La commission des Affaires culturelles, familiales et sociales avait initialement prévu une disposition dérogatoire pour l'éducation nationale, proposant que la journée de solidarité puisse être effectuée de manière fractionnée, à concurrence de sept heures réparties sur l'année scolaire. Ces heures auraient ainsi pu consister en des séances d'éducation civique ou des actions de soutien scolaire.

Toutefois, l'Assemblée nationale a préféré retenir une rédaction d'origine gouvernementale, prévoyant que, dans les écoles et établissements de l'éducation nationale, la journée de solidarité est arrêtée par les recteurs après avis du CTP académique.

III - La position de votre commission

La philosophie ayant inspiré la création d'une journée solidarité pour financer l'autonomie des personnes âgées et handicapées commande à l'évidence que le secteur public, malgré ses spécificités, soit assujetti à la mesure. En outre, son exonération aurait réduit l'assiette du prélèvement dans de telles proportions que la ressource finalement disponible se serait révélée insuffisante pour financer l'intégralité du plan.

Même si les modalités de négociations avec les organisations représentatives du personnel dans la fonction publique excluent la mise en oeuvre d'un dispositif comparable à celui ouvert dans le secteur privé, votre commission estime qu'un assouplissement minimal du texte initial était nécessaire.

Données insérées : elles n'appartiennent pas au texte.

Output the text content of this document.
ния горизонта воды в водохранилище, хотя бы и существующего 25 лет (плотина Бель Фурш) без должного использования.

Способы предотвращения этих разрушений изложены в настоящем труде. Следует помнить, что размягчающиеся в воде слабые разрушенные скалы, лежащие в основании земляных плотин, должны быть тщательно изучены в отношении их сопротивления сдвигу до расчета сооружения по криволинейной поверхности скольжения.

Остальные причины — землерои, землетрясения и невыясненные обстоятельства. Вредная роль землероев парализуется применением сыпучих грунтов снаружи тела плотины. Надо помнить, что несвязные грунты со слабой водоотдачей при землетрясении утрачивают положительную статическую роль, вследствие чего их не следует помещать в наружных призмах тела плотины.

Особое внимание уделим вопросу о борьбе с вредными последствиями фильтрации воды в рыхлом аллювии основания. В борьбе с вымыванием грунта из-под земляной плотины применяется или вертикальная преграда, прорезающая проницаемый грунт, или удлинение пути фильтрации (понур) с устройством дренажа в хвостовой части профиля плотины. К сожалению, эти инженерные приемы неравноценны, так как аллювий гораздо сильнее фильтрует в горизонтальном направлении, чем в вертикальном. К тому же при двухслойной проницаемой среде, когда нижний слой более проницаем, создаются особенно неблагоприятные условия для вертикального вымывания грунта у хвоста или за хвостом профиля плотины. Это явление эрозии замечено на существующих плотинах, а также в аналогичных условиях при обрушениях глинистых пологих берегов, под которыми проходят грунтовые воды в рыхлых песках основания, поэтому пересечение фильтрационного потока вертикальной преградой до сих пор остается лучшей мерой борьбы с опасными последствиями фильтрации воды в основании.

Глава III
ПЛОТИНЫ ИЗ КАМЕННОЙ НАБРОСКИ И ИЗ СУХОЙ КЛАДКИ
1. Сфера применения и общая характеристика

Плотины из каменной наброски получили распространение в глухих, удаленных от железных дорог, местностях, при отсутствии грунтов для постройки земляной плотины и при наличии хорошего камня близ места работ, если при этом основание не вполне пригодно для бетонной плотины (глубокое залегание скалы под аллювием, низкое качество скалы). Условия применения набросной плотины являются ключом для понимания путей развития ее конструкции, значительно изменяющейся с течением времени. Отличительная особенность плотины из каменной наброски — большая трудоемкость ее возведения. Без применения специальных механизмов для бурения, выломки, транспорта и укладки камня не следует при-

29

En effet, le succès de la journée de solidarité reste subordonné à son effet utile : sa vertu pourrait être attaquée, sa crédibilité contestée, voire son apport mis en doute si elle aboutissait à maintenir des agents publics sur leur lieu de travail sans que leur présence réponde à une véritable demande. Aussi, afin d'intégrer cette journée dans le projet des établissements et des collectivités concernées, l'Assemblée nationale a opportunément prévu qu'il revienne à l'autorité en charge de la gestion de ces personnels de fixer la date de ladite journée.

Finalement, le dispositif proposé pourrait se révéler avantageux pour l'organisation du service public. En cas d'échec de la négociation dans le secteur privé, la journée est fixée au lundi de Pentecôte. Dans le secteur public, il appartient à l'autorité compétente de décider de ce jour dans les délais fixés par la loi sans que ce choix soit subordonné à la conclusion d'un accord contractuel. A cet égard, les dispositions désormais prévues pour la fonction publique ne sont-elles pas plus souples que pour le secteur privé ?

Votre commission formulera enfin deux remarques relatives à l'éducation nationale, à l'appui des deux amendements qu'elle présente à cet article.

La rédaction adoptée en l'espèce par l'Assemblée nationale ne fait pas référence aux établissements et écoles relevant d'autres ministères que l'éducation nationale, qu'il s'agisse de l'agriculture, de la santé, de l'industrie, de la défense, etc.). Sans doute, leurs spécificités justifient que la journée solidarité les concernant soit fixée directement par les ministres de tutelle.

Votre commission s'interroge, en outre, sur la pertinence qu'il y aurait à organiser la tenue d'enseignements durant la journée de solidarité. D'une part, la présence des élèves entraîne des coûts significatifs en matière de transport scolaire pour les départements ou de cantines, qu'il importe de limiter. D'autre part, si les résultats de la négociation collective font que le lundi Pentecôte demeure chômé pour la majorité des salariés, il serait préférable que les enfants continuent de bénéficier d'un congé en même temps que leurs parents. Elle vous propose donc d'ajouter la journée de solidarité aux jours de travail du personnel enseignant se déroulant en dehors de la présence des élèves.

Votre commission vous demande d'adopter cet article ainsi amendé.